La polimedicación alcanza al 45% de la población entre 85 y 94 años

Este dato está vinculado a la la presencia de múltiples patologías crónicas en este grupo

Ministerio de Sanidad.


14 ene 2026. 19.35H
El Ministerio de Sanidad ha publicado el informe sobre la utilización de fármacos crónicos en personas polimedicadas de 65 y más años, basado en datos de la Base de Datos Clínicos de Atención Primaria (Bdcap) correspondientes a 2023. El análisis pone de relieve la elevada prevalencia de polimedicación en edades avanzadas y su estrecha relación con la presencia de múltiples patologías crónicas.
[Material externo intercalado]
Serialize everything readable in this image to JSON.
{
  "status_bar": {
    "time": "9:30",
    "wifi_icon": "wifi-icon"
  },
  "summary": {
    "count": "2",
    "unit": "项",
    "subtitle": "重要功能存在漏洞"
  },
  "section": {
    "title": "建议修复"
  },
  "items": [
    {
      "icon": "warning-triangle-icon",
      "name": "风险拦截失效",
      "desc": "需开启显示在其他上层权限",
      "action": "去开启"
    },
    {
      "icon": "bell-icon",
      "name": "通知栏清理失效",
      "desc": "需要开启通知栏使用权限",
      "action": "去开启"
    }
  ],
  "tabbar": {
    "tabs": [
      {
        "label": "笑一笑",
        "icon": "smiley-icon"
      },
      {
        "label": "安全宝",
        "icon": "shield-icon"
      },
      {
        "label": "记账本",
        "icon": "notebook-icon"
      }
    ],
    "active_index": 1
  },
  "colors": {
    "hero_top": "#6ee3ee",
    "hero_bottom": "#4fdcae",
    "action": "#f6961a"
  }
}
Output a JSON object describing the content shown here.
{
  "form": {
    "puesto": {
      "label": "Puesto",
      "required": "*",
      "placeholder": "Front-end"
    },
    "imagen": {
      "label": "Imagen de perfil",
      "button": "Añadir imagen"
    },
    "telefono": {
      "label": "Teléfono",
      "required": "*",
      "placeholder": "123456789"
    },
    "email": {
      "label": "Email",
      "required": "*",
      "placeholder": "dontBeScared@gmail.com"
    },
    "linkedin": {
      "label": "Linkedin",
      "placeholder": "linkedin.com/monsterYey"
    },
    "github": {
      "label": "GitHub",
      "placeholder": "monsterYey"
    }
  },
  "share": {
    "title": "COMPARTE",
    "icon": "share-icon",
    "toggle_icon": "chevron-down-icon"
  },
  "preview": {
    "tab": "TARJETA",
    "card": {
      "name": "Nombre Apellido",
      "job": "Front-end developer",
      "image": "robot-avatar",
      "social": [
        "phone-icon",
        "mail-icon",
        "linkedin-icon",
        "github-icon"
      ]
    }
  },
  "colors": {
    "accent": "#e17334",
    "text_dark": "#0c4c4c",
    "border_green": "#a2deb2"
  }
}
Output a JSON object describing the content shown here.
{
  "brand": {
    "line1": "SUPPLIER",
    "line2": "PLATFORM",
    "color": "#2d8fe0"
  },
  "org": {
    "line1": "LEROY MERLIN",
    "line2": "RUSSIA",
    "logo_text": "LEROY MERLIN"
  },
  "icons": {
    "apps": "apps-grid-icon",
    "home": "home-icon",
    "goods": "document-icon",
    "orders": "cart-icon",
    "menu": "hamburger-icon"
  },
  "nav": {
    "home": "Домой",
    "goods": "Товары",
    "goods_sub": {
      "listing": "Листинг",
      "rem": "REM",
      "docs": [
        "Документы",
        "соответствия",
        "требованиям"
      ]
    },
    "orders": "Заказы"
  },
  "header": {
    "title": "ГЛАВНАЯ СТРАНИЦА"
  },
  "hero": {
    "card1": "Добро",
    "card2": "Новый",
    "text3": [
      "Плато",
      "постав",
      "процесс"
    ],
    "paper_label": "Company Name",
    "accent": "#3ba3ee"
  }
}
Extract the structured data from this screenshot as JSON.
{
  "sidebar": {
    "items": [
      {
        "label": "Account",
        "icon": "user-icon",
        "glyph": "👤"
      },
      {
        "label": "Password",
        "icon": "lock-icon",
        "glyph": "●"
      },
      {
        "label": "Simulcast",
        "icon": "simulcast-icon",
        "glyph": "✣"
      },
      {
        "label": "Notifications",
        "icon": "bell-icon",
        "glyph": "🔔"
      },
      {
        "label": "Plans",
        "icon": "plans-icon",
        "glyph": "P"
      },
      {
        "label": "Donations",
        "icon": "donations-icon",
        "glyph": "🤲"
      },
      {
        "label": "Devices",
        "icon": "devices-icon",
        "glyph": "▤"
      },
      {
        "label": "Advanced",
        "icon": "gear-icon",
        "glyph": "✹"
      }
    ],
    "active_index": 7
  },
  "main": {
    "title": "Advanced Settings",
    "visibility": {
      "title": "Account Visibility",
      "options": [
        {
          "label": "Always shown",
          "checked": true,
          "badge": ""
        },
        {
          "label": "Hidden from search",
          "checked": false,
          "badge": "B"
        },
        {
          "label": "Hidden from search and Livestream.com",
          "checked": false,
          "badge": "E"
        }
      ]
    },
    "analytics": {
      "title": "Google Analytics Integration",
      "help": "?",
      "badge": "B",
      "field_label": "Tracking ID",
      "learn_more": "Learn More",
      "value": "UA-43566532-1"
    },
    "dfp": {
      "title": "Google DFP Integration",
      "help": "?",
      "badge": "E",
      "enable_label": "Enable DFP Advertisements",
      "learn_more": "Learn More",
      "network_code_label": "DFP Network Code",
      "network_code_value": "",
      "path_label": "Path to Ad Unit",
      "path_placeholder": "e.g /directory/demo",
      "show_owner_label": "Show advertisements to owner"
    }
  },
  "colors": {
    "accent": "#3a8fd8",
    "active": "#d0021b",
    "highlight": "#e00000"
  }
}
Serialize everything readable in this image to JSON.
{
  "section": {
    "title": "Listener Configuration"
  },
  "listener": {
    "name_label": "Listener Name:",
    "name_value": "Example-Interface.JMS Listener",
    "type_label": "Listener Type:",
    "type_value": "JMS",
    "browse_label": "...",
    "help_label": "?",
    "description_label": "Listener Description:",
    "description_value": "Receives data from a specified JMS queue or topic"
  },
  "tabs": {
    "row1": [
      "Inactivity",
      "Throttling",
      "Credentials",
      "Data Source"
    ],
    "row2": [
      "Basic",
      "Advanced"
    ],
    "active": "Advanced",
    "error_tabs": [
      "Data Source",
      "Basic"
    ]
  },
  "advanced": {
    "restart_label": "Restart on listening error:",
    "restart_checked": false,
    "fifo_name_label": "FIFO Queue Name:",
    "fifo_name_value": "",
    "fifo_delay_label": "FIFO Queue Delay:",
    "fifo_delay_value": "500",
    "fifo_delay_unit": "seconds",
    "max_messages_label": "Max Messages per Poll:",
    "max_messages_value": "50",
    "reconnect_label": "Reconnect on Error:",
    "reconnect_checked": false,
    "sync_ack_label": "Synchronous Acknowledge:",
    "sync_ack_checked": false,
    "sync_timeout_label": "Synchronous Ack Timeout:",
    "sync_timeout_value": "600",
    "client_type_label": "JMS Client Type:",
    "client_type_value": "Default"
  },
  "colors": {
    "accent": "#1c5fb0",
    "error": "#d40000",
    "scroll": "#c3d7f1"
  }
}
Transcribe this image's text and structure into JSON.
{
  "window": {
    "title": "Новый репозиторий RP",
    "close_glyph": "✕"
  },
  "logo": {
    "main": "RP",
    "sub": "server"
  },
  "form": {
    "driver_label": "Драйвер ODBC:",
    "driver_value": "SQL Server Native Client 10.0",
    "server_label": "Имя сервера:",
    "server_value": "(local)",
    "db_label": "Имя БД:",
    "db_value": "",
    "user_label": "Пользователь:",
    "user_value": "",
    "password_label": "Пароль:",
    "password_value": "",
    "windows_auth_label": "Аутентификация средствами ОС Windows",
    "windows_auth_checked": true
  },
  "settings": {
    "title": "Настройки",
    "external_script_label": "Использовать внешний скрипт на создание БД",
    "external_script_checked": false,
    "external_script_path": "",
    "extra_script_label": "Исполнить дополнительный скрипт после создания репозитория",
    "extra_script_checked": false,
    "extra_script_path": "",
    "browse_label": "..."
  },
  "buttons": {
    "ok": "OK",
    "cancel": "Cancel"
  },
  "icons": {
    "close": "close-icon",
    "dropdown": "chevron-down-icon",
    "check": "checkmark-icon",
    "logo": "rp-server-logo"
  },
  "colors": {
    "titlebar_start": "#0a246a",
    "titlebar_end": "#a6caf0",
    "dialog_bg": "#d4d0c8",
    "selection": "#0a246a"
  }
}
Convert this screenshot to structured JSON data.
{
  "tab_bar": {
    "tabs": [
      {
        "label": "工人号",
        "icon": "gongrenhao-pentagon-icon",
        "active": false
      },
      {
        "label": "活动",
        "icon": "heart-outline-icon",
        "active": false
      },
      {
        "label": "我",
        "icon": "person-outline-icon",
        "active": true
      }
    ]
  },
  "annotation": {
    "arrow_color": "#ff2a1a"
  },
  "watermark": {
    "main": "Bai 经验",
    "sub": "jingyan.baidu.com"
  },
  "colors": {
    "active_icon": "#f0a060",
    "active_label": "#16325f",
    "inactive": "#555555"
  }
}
En este contexto, se considera persona polimedicada a aquella que mantiene tratamiento crónico con cinco o más principios activos distintos durante un mismo año, entendiendo por medicamento crónico aquel cuya dispensación anual equivale al menos a 180 dosis diarias definidas (DDD), lo que representa una administración sostenida durante seis meses o más.

Desglose por edad y sexo


El 29,7 por ciento de las personas mayores de 65 años en España presenta polimedicación. Este porcentaje aumenta con la edad: del 20,5 por ciento en el grupo de 65 a 74 años; al 36,8 por ciento entre los 75 y 84 años; y al 44,7 por ciento entre los 85 y 94 años. En el grupo de 95 años o más, la prevalencia desciende al 30,8 por ciento.

Por sexos, las mujeres presentan una mayor prevalencia de polimedicación (30,9 por ciento) frente a los hombres (28,3 por ciento), una diferencia especialmente acusada en los tramos de edad más avanzada.

Entre los fármacos de uso más frecuente destacan los antiulcerosos (más del 70% en todos los grupos), los antihipertensivos tipo IECA/ARA-II (entre el 55 y el 70 por ciento según edad) y los modificadores de lípidos (estatinas), aunque su uso disminuye significativamente a partir de los 95 años.

Enfermedades crónicas en personas polimedicadas


En términos de salud pública, el informe subraya que las personas polimedicadas presentan prevalencias mucho mayores de enfermedades crónicas respecto a la población no polimedicada. Por ejemplo, la insuficiencia cardiaca es siete veces más frecuente, la cardiopatía isquémica, casi cinco veces más y la diabetes mellitus, tres veces más.
También se observa una relación directa entre edad y consumo de ciertos medicamentos: los fármacos antidemencia se utilizan hasta 4,5 veces más en los mayores de 95 años que en el grupo de 65 a 74. Lo mismo ocurre con los diuréticos, antianémicos y anticoagulantes. Por el contrario, el uso de Medicamentos Antiinflamatorios No Esteroides (Aines), insulinas y estatinas disminuye marcadamente con la edad. 
Por último, el informe constata importantes diferencias según el sexo: las mujeres consumen más medicamentos para salud ósea, tiroides, salud mental y dolor crónico; mientras que los hombres predominan en el uso de fármacos urológicos, cardiovasculares y antidiabéticos.
Estos hallazgos refuerzan la necesidad de avanzar en estrategias de uso racional del medicamento en personas mayores, integrando el enfoque de género y edad. La identificación de patrones de prescripción no justificados por la morbilidad real permite planificar intervenciones más eficaces, centradas en la seguridad del paciente, la prevención de interacciones y la mejora de la calidad de vida en las etapas más avanzadas.